Manga - Manhwa - Je suis un chat Je suis un chat de Cobato Tirol d’après le roman de Sôseki, sorti le 19 août chez Picquier.

résumé : Le célèbre et désopilant roman de Sôseki devient un manga. Vue par l’oeil ironique d’un chat doté de remarquables talents d’observation et d’analyse, voici la vie d’un professeur d’anglais et de son entourage au début du vingtième siècle, lorsque le Japon est secoué par l’essor des valeurs marchandes venues d’Occident.

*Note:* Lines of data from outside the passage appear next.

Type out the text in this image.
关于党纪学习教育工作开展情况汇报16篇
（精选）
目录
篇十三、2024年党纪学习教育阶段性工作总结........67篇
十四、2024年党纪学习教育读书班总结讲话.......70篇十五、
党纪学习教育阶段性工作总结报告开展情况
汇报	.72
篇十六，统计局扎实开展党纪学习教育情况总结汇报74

Le professeur Kushami, double de l’auteur du roman, Sôseki, sa famille, ses visiteurs, l’étudiant amoureux, le tireur de pousse-pousse, le riche industriel, le maître de koto, sans oublier les chats, l’univers fantaisiste et débridé du roman est parfaitement restitué, avec toute sa richesse et sa profondeur. (source : Manga News)

pourquoi ? Encore un grand classique que je pourrait découvrir en manga 🙂 Enfin, le mieux c’est tout de même de lire le roman d’abord…

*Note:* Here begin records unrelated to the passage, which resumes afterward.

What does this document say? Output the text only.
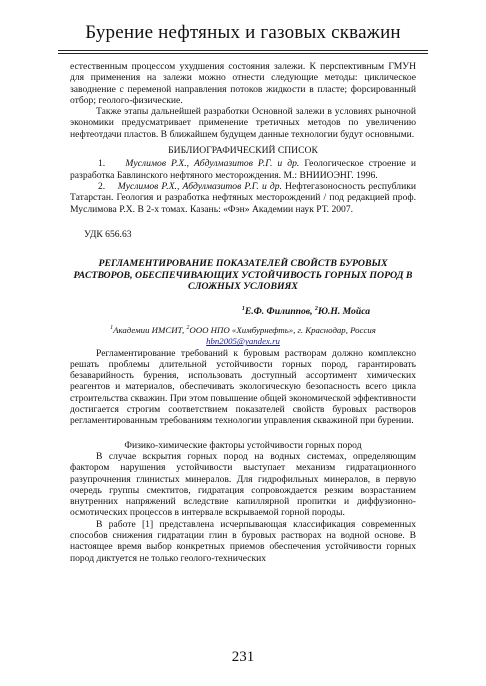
Бурение нефтяных и газовых скважин

естественным процессом ухудшения состояния залежи. К перспективным ГМУН для применения на залежи можно отнести следующие методы: циклическое заводнение с переменой направления потоков жидкости в пласте; форсированный отбор; геолого-физические.

Также этапы дальнейшей разработки Основной залежи в условиях рыночной экономики предусматривает применение третичных методов по увеличению нефтеотдачи пластов. В ближайшем будущем данные технологии будут основными.

БИБЛИОГРАФИЧЕСКИЙ СПИСОК

1. Муслимов Р.Х., Абдулмазитов Р.Г. и др. Геологическое строение и разработка Бавлинского нефтяного месторождения. М.: ВНИИОЭНГ. 1996.

2. Муслимов Р.Х., Абдулмазитов Р.Г. и др. Нефтегазоносность республики Татарстан. Геология и разработка нефтяных месторождений / под редакцией проф. Муслимова Р.Х. В 2-х томах. Казань: «Фэн» Академии наук РТ. 2007.

УДК 656.63
РЕГЛАМЕНТИРОВАНИЕ ПОКАЗАТЕЛЕЙ СВОЙСТВ БУРОВЫХ РАСТВОРОВ, ОБЕСПЕЧИВАЮЩИХ УСТОЙЧИВОСТЬ ГОРНЫХ ПОРОД В СЛОЖНЫХ УСЛОВИЯХ
$^1$Е.Ф. Филиппов, $^2$Ю.Н. Мойса
$^1$Академии ИМСИТ, $^2$ООО НПО «Химбурнефть», г. Краснодар, Россия
hbn2005@yandex.ru

Регламентирование требований к буровым растворам должно комплексно решать проблемы длительной устойчивости горных пород, гарантировать безаварийность бурения, использовать доступный ассортимент химических реагентов и материалов, обеспечивать экологическую безопасность всего цикла строительства скважин. При этом повышение общей экономической эффективности достигается строгим соответствием показателей свойств буровых растворов регламентированным требованиям технологии управления скважиной при бурении.

Физико-химические факторы устойчивости горных пород

В случае вскрытия горных пород на водных системах, определяющим фактором нарушения устойчивости выступает механизм гидратационного разупрочнения глинистых минералов. Для гидрофильных минералов, в первую очередь группы смектитов, гидратация сопровождается резким возрастанием внутренних напряжений вследствие капиллярной пропитки и диффузионно-осмотических процессов в интервале вскрываемой горной породы.

В работе [1] представлена исчерпывающая классификация современных способов снижения гидратации глин в буровых растворах на водной основе. В настоящее время выбор конкретных приемов обеспечения устойчивости горных пород диктуется не только геолого-технических

231
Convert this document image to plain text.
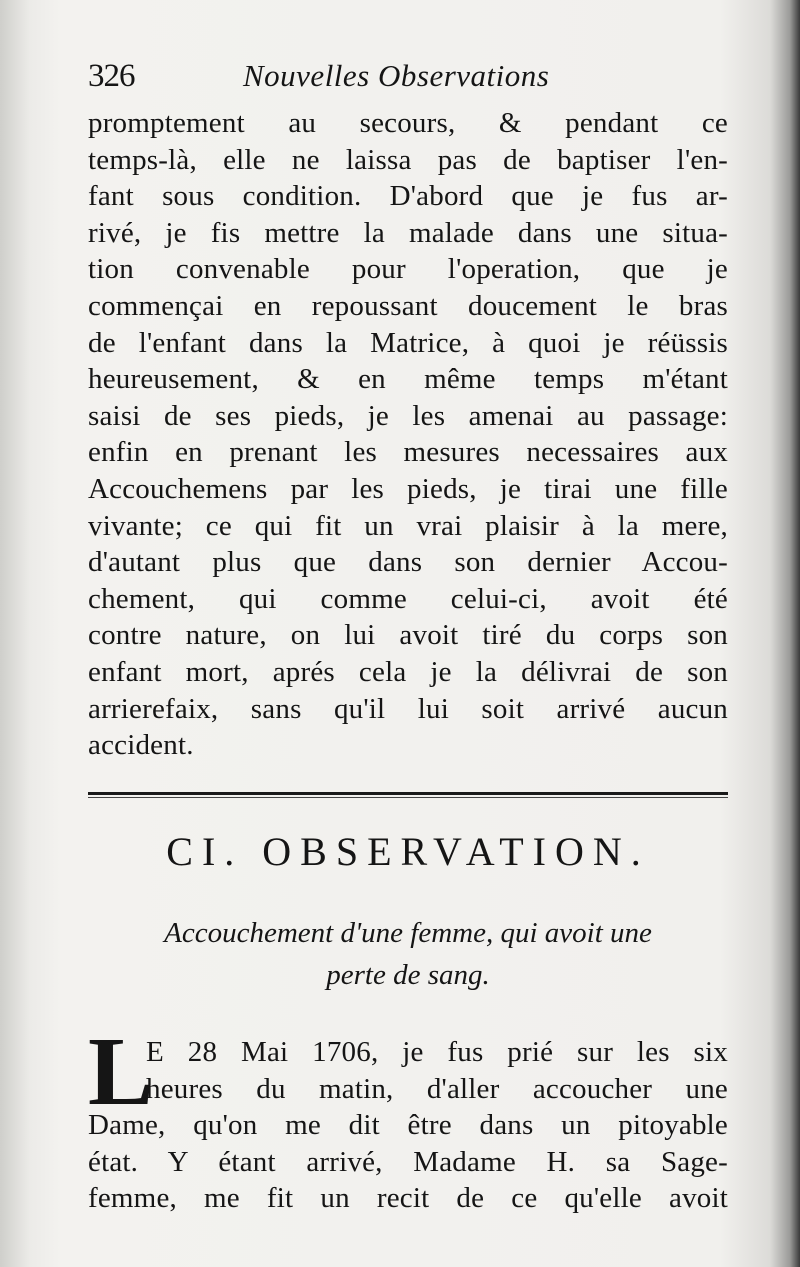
326	Nouvelles Observations
promptement au secours, & pendant ce
temps-là, elle ne laissa pas de baptiser l'en-
fant sous condition. D'abord que je fus ar-
rivé, je fis mettre la malade dans une situa-
tion convenable pour l'operation, que je
commençai en repoussant doucement le bras
de l'enfant dans la Matrice, à quoi je réüssis
heureusement, & en même temps m'étant
saisi de ses pieds, je les amenai au passage:
enfin en prenant les mesures necessaires aux
Accouchemens par les pieds, je tirai une fille
vivante; ce qui fit un vrai plaisir à la mere,
d'autant plus que dans son dernier Accou-
chement, qui comme celui-ci, avoit été
contre nature, on lui avoit tiré du corps son
enfant mort, aprés cela je la délivrai de son
arrierefaix, sans qu'il lui soit arrivé aucun
accident.
CI. OBSERVATION.
Accouchement d'une femme, qui avoit une
perte de sang.
L
E 28 Mai 1706, je fus prié sur les six
heures du matin, d'aller accoucher une
Dame, qu'on me dit être dans un pitoyable
état. Y étant arrivé, Madame H. sa Sage-
femme, me fit un recit de ce qu'elle avoit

Manga - Manhwa - Sixième Dalaï-Lama (le) Vol.1Le sixième Dalaï-lama de Zhao Ze et Guo Qiang, sorti le 19 août aux éditions Fei (déjà dans ma PAL, j’ai pas encore eu le temps de m’y plonger).

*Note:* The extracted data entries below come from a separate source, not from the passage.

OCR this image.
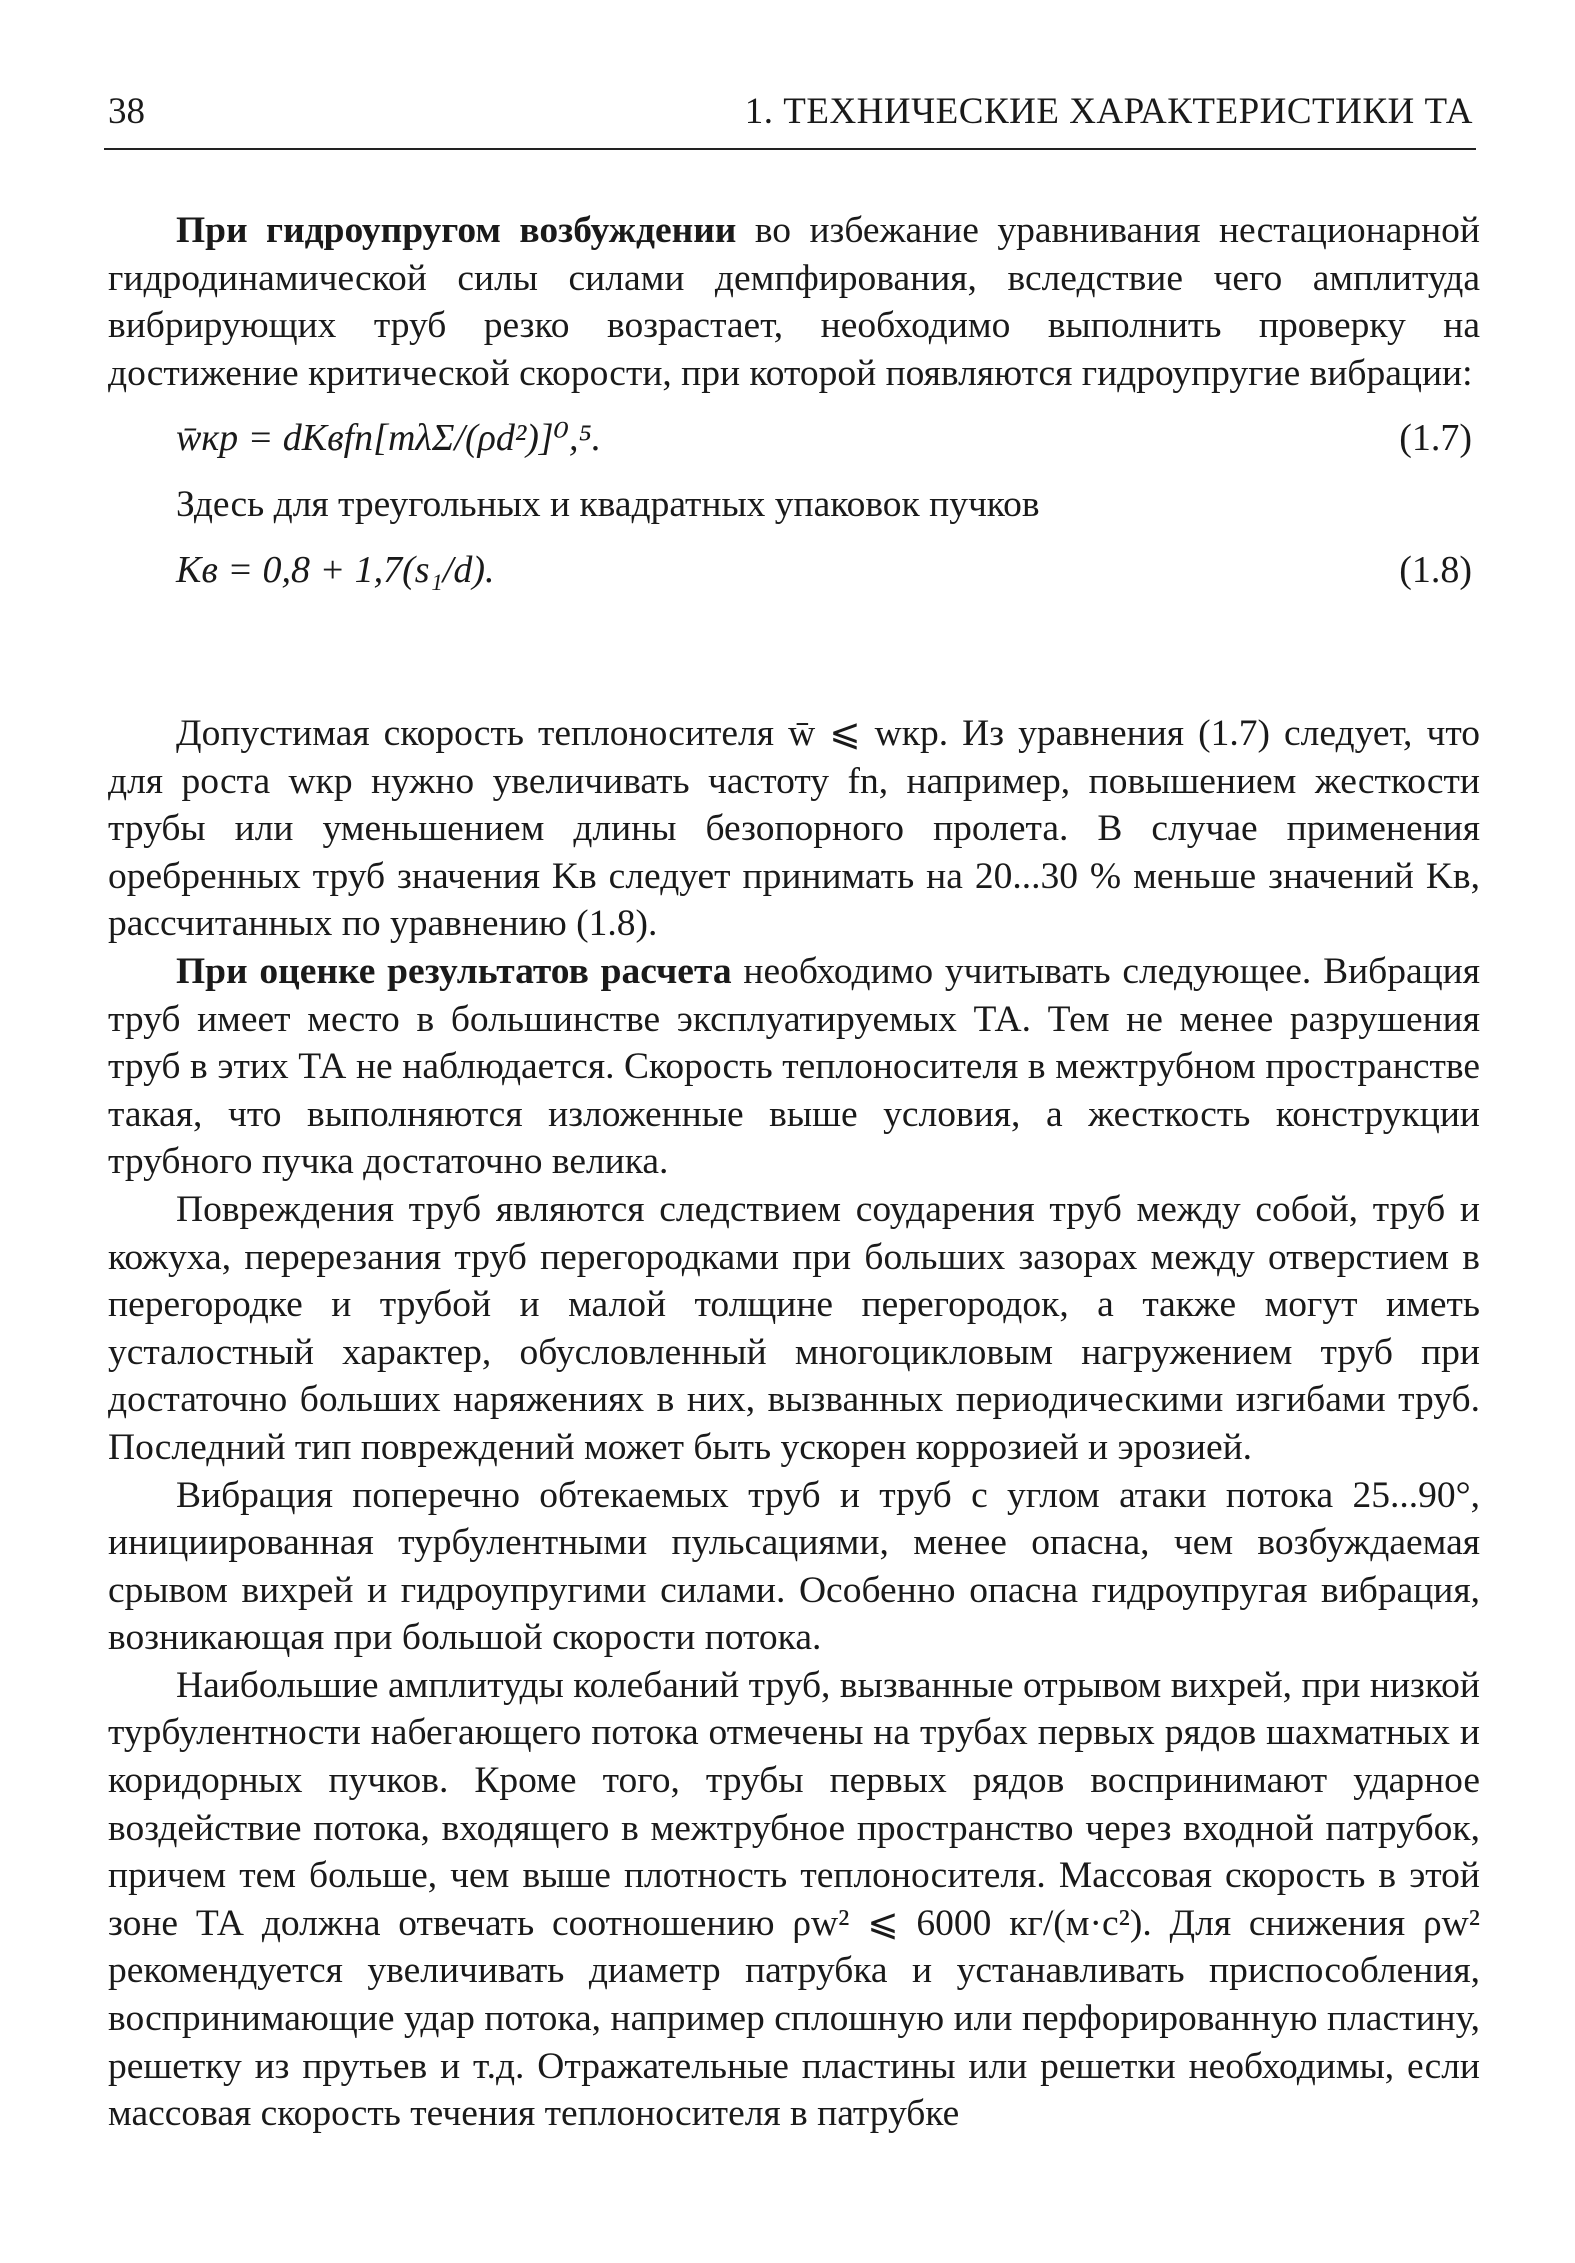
38	1. ТЕХНИЧЕСКИЕ ХАРАКТЕРИСТИКИ ТА

При гидроупругом возбуждении во избежание уравнивания нестационарной гидродинамической силы силами демпфирования, вследствие чего амплитуда вибрирующих труб резко возрастает, необходимо выполнить проверку на достижение критической скорости, при которой появляются гидроупругие вибрации:

w̄кр = dKвfn[mλΣ/(ρd²)]⁰,⁵.	(1.7)

Здесь для треугольных и квадратных упаковок пучков

Kв = 0,8 + 1,7(s₁/d).	(1.8)

Допустимая скорость теплоносителя w̄ ⩽ wкр. Из уравнения (1.7) следует, что для роста wкр нужно увеличивать частоту fn, например, повышением жесткости трубы или уменьшением длины безопорного пролета. В случае применения оребренных труб значения Kв следует принимать на 20...30 % меньше значений Kв, рассчитанных по уравнению (1.8).

При оценке результатов расчета необходимо учитывать следующее. Вибрация труб имеет место в большинстве эксплуатируемых ТА. Тем не менее разрушения труб в этих ТА не наблюдается. Скорость теплоносителя в межтрубном пространстве такая, что выполняются изложенные выше условия, а жесткость конструкции трубного пучка достаточно велика.

Повреждения труб являются следствием соударения труб между собой, труб и кожуха, перерезания труб перегородками при больших зазорах между отверстием в перегородке и трубой и малой толщине перегородок, а также могут иметь усталостный характер, обусловленный многоцикловым нагружением труб при достаточно больших наряжениях в них, вызванных периодическими изгибами труб. Последний тип повреждений может быть ускорен коррозией и эрозией.

Вибрация поперечно обтекаемых труб и труб с углом атаки потока 25...90°, инициированная турбулентными пульсациями, менее опасна, чем возбуждаемая срывом вихрей и гидроупругими силами. Особенно опасна гидроупругая вибрация, возникающая при большой скорости потока.

Наибольшие амплитуды колебаний труб, вызванные отрывом вихрей, при низкой турбулентности набегающего потока отмечены на трубах первых рядов шахматных и коридорных пучков. Кроме того, трубы первых рядов воспринимают ударное воздействие потока, входящего в межтрубное пространство через входной патрубок, причем тем больше, чем выше плотность теплоносителя. Массовая скорость в этой зоне ТА должна отвечать соотношению ρw² ⩽ 6000 кг/(м·с²). Для снижения ρw² рекомендуется увеличивать диаметр патрубка и устанавливать приспособления, воспринимающие удар потока, например сплошную или перфорированную пластину, решетку из прутьев и т.д. Отражательные пластины или решетки необходимы, если массовая скорость течения теплоносителя в патрубке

résumé : Zhao Ze nous raconte ici la vie fascinante de Tsangyang Gyatso (1683-1706), le seul dalaï-lama à avoir refusé une vie de moine ordonnée. Personnage historique et mythique, le 6e dalaï-lama est déchiré entre son amour pour Maji, la fille du chef de son village et sa destinée religieuse.
Ces affaires religieuse entraînent aussi un conflit politique et une guerre entre le Tibet et la Mongolie de l’époque.

pourquoi ? La couverture est magnifique et l’histoire semble très intéressante, d’autant plus qu’elle raconte la vie d’un personnage historique qui m’est totalement inconnu.

=> lu depuis, mon avis ICI

La légende du héros chasseur d’aigles de Zhiqing Li d’après le roman de Jin Yong, prévu le 9 septembre chez Urban China.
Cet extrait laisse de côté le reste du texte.